The petitioner is a company incorporated under the Companies Act, 2013 and is engaged in providing production services to company located in U.K. i.e. ASCL. The petitioner entered into an agreement dated 12.09.2019 which was effective from 28.03.2018. Furthermore, clause 4.10 of the Agreement, provides that if the refund is sanctioned, the amount shall be reduced from the production expenses while computing the consideration of production service. For providing the said services, the petitioner utilised various inputs and input services. The petitioner therefore applied for refund which was rejected by the revenue department on the ground that incidence of tax has been passed to the client thereby resulting into unjust enrichment.

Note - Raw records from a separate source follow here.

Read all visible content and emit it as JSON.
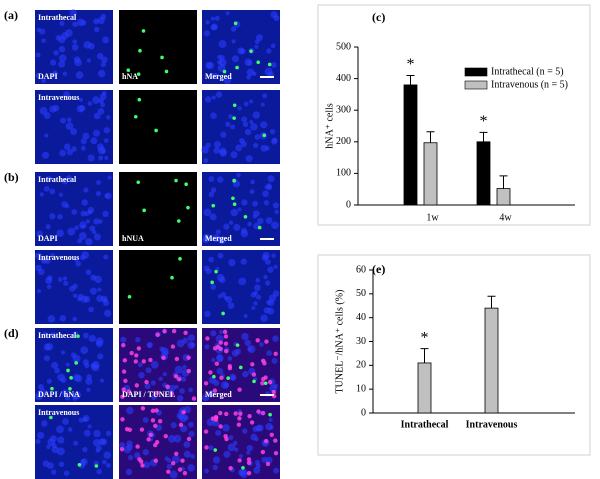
{
  "panels": [
    {
      "label": "(a)",
      "rows": [
        {
          "group": "Intrathecal",
          "channels": [
            "DAPI",
            "hNA",
            "Merged"
          ]
        },
        {
          "group": "Intravenous"
        }
      ]
    },
    {
      "label": "(b)",
      "rows": [
        {
          "group": "Intrathecal",
          "channels": [
            "DAPI",
            "hNUA",
            "Merged"
          ]
        },
        {
          "group": "Intravenous"
        }
      ]
    },
    {
      "label": "(d)",
      "rows": [
        {
          "group": "Intrathecal",
          "channels": [
            "DAPI / hNA",
            "DAPI / TUNEL",
            "Merged"
          ]
        },
        {
          "group": "Intravenous"
        }
      ]
    }
  ],
  "chart_data": [
    {
      "type": "bar",
      "label": "(c)",
      "ylabel": "hNA⁺ cells",
      "categories": [
        "1w",
        "4w"
      ],
      "ylim": [
        0,
        500
      ],
      "yticks": [
        0,
        100,
        200,
        300,
        400,
        500
      ],
      "series": [
        {
          "name": "Intrathecal (n = 5)",
          "color": "#000000",
          "values": [
            380,
            200
          ],
          "errors": [
            30,
            30
          ]
        },
        {
          "name": "Intravenous (n = 5)",
          "color": "#c0c0c0",
          "values": [
            197,
            52
          ],
          "errors": [
            35,
            40
          ]
        }
      ],
      "annotations": [
        "*",
        "*"
      ]
    },
    {
      "type": "bar",
      "label": "(e)",
      "ylabel": "TUNEL⁻/hNA⁺ cells (%)",
      "categories": [
        "Intrathecal",
        "Intravenous"
      ],
      "ylim": [
        0,
        60
      ],
      "yticks": [
        0,
        10,
        20,
        30,
        40,
        50,
        60
      ],
      "series": [
        {
          "color": "#c0c0c0",
          "values": [
            21,
            44
          ],
          "errors": [
            6,
            5
          ]
        }
      ],
      "annotations": [
        "*"
      ]
    }
  ]
}
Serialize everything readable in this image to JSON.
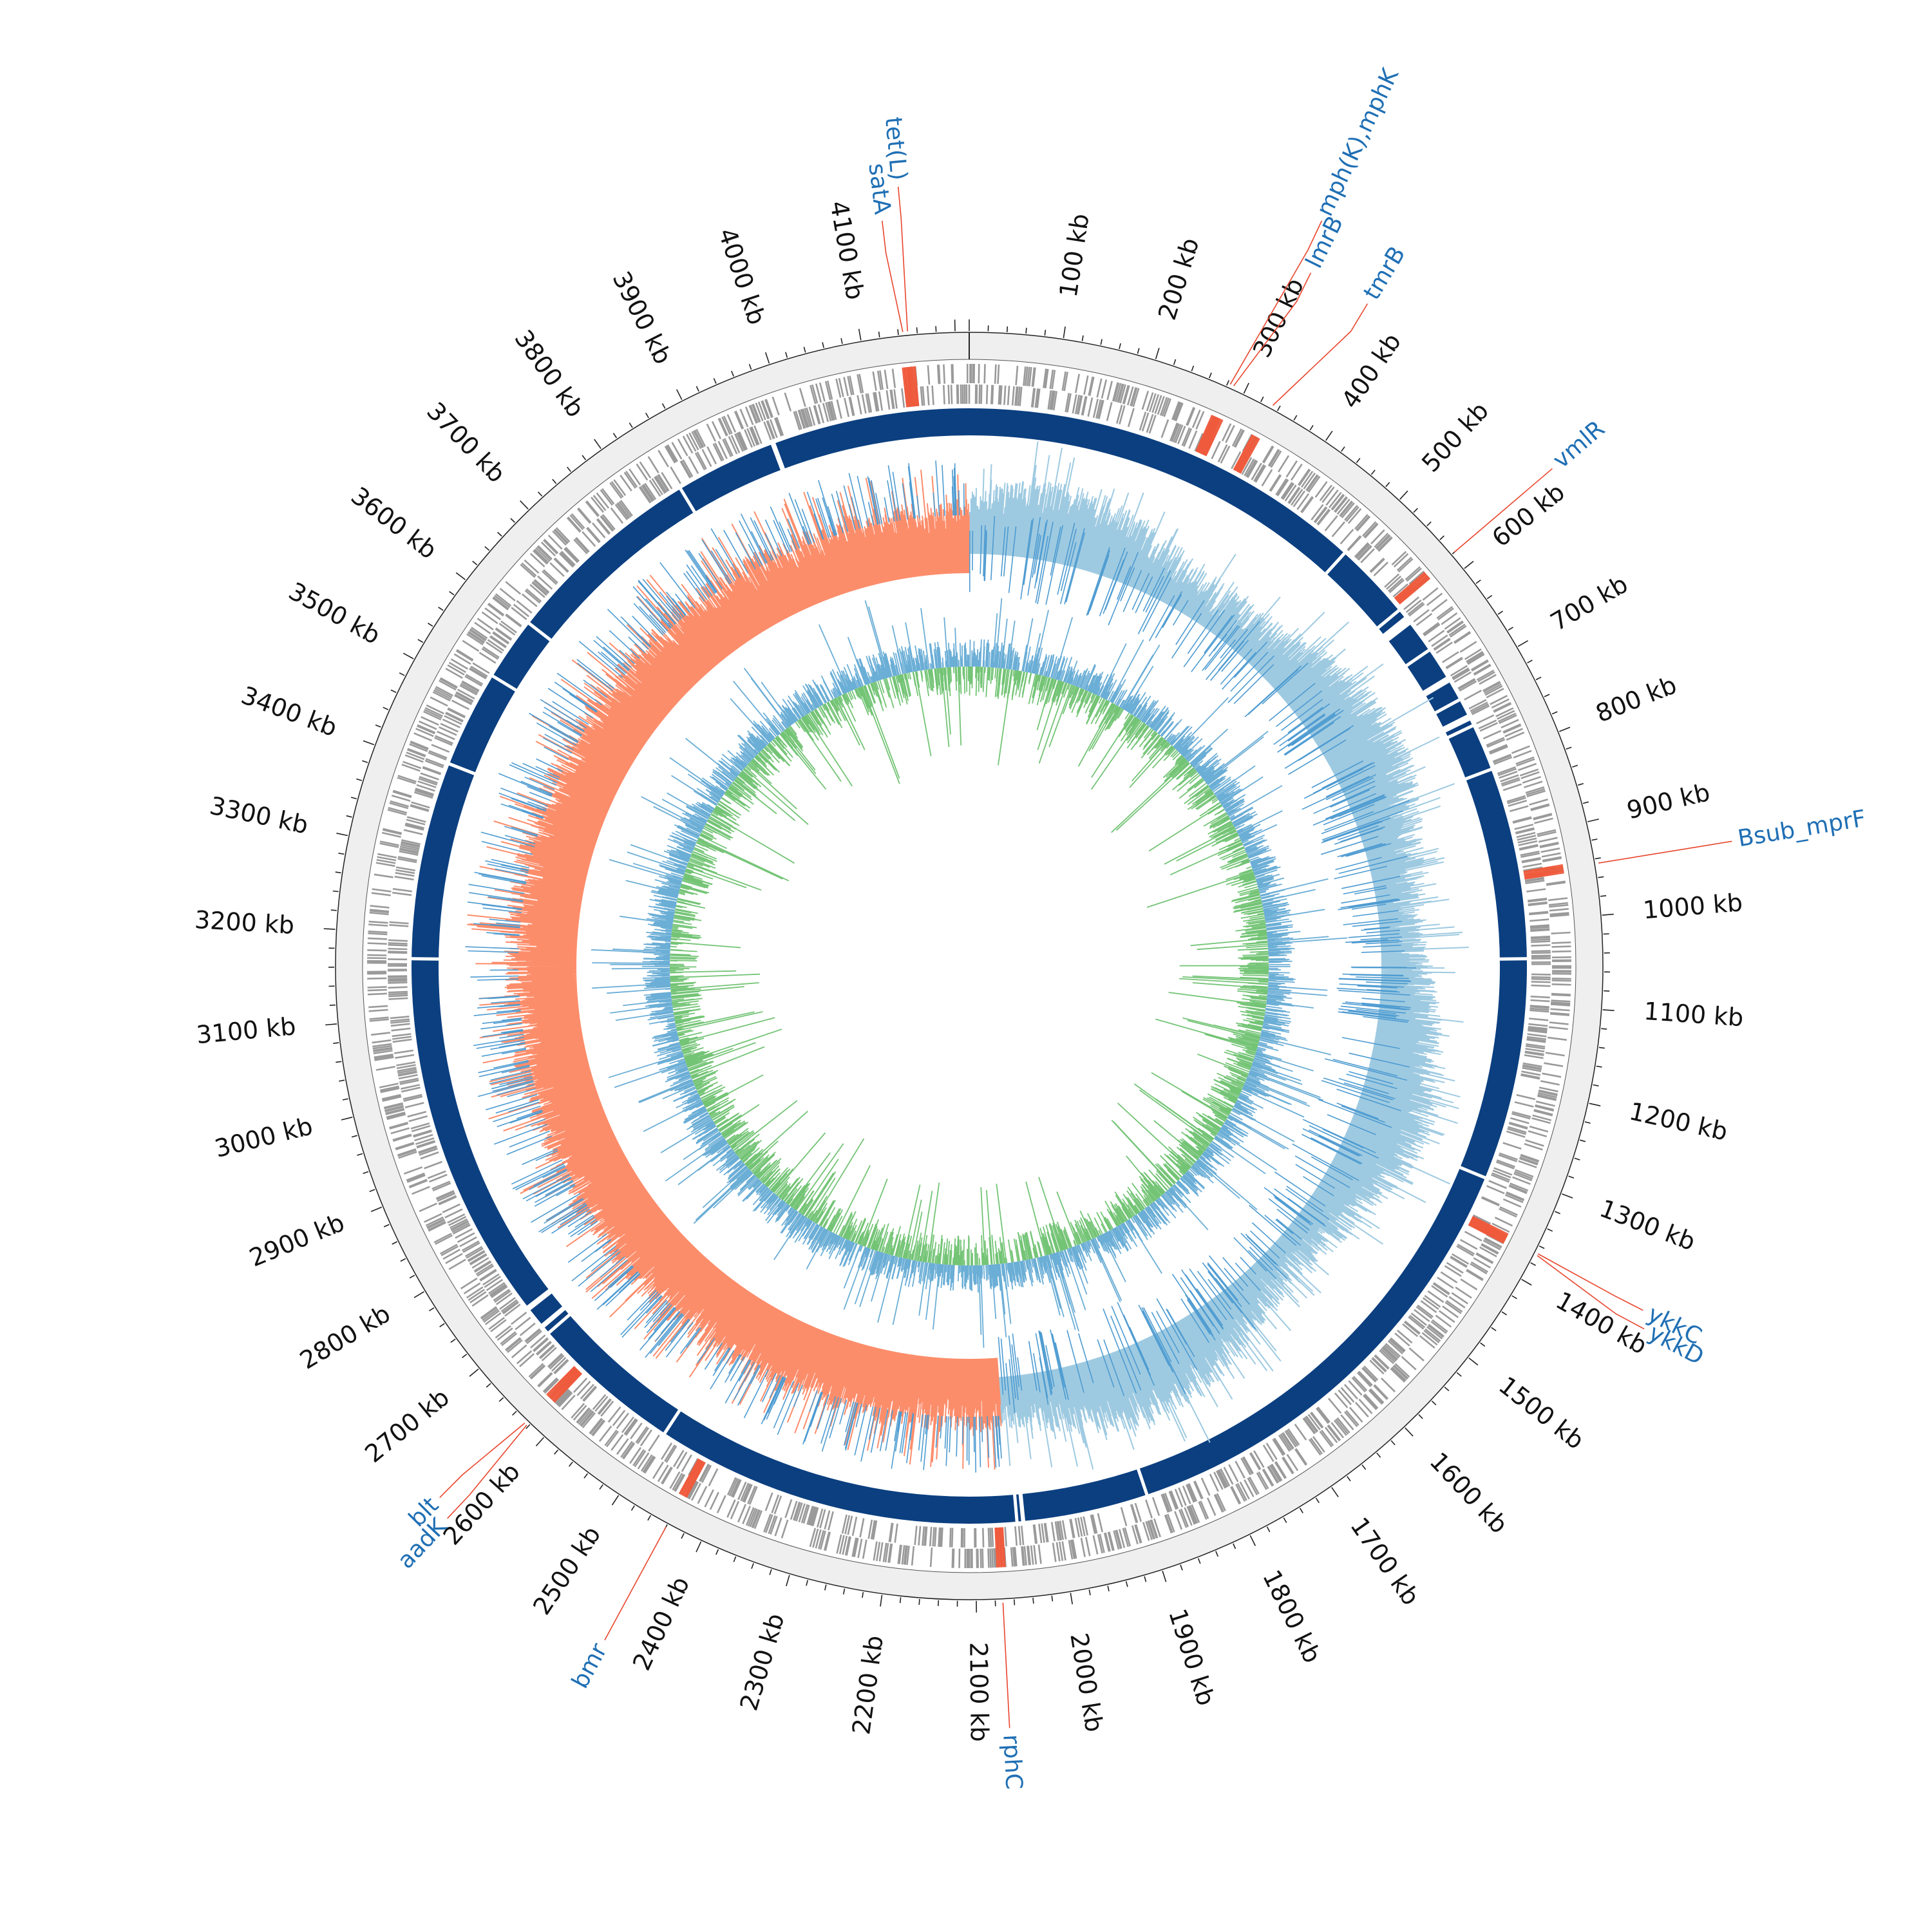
{
  "genome": {
    "length_kb": 4215,
    "tick_label_unit": "kb",
    "tick_labels_kb": [
      100,
      200,
      300,
      400,
      500,
      600,
      700,
      800,
      900,
      1000,
      1100,
      1200,
      1300,
      1400,
      1500,
      1600,
      1700,
      1800,
      1900,
      2000,
      2100,
      2200,
      2300,
      2400,
      2500,
      2600,
      2700,
      2800,
      2900,
      3000,
      3100,
      3200,
      3300,
      3400,
      3500,
      3600,
      3700,
      3800,
      3900,
      4000,
      4100
    ]
  },
  "genes": [
    {
      "name": "tet(L)",
      "position_kb": 4150
    },
    {
      "name": "satA",
      "position_kb": 4145
    },
    {
      "name": "mph(K),mphK",
      "position_kb": 283
    },
    {
      "name": "lmrB",
      "position_kb": 287
    },
    {
      "name": "tmrB",
      "position_kb": 333
    },
    {
      "name": "vmlR",
      "position_kb": 580
    },
    {
      "name": "Bsub_mprF",
      "position_kb": 945
    },
    {
      "name": "ykkC",
      "position_kb": 1368
    },
    {
      "name": "ykkD",
      "position_kb": 1370
    },
    {
      "name": "rphC",
      "position_kb": 2072
    },
    {
      "name": "bmr",
      "position_kb": 2440
    },
    {
      "name": "aadK",
      "position_kb": 2622
    },
    {
      "name": "blt",
      "position_kb": 2625
    }
  ],
  "tracks": {
    "contig_gaps_kb": [
      3975,
      3973,
      3850,
      3605,
      3528,
      3410,
      3170,
      2720,
      2680,
      2495,
      2050,
      2043,
      1890,
      1315,
      1045,
      590,
      650,
      720,
      755,
      812,
      495
    ],
    "gc_skew_split_kb": [
      0,
      2060
    ],
    "colors": {
      "outer_ring": "#efefef",
      "feature_gray": "#9a9a9a",
      "feature_red": "#ef5a3c",
      "contig_blue": "#0b3f80",
      "skew_positive": "#9ecae1",
      "skew_negative": "#fc8d6b",
      "gc_content_above": "#6baed6",
      "gc_content_below": "#74c476",
      "label_blue": "#1f6fb4",
      "leader_red": "#e8452c"
    }
  }
}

The Appellate Authority held that refund cannot be granted since the petitioner is not beneficiary and it tantamount to unjust enrichment. Reliance was placed on the decision of Apex Court in the case of Mafatlal Industries V/s Union of India. The petitioner thereafter preferred a Writ Petition in this Court.
The Counsel of petitioner argued that the principle of unjust enrichment is not applicable in the case of export of services. In the present case, it is a zero-rated supply and unjust enrichment is not applicable. Furthermore, clause 4.10 of the agreement is also in support of the fact that refund received shall be deducted from expenses of production.
The Counsel of revenue argued that the petitioner admitted that it is a case of unjust enrichment and the credit notes will nullify the effect of the same. Further, it was submitted that the GST Law does not prescribes any mechanism for paying back the GST by way for issuance of credit notes.
The Court held that the present case is related to export of service u/s 2 of IGST Act, 2017, the refund of which shall be granted as per Section 54 of CGST Act, 2017 being a zero-rate supply. The agreement executed includes all cost related to production service including the amount of GST. This reflects the fact that the incidence of tax has not been passed to the recipient. It was held that the alternative argument cannot be treated as admission. Reference was made to the decision of MOTILAL OSWAL SECURITIES LTD V/S COMMISSIONER OF SERVICE TAX. Furthermore, it was stated since the present case is related to export of service, GST shall not be applicable. Therefore, it was held that the adjudicating authority and the appellate authority erred in rejecting the refund claim of the taxpayer.
The above decision is favourable for the exporters for passing the hurdle of unjust enrichment. It is settled principle of law that in case of exports, the incidence of tax is not passed on to the recipient and so the question of applying the principle of unjust enrichment for granting refund does not arise at all.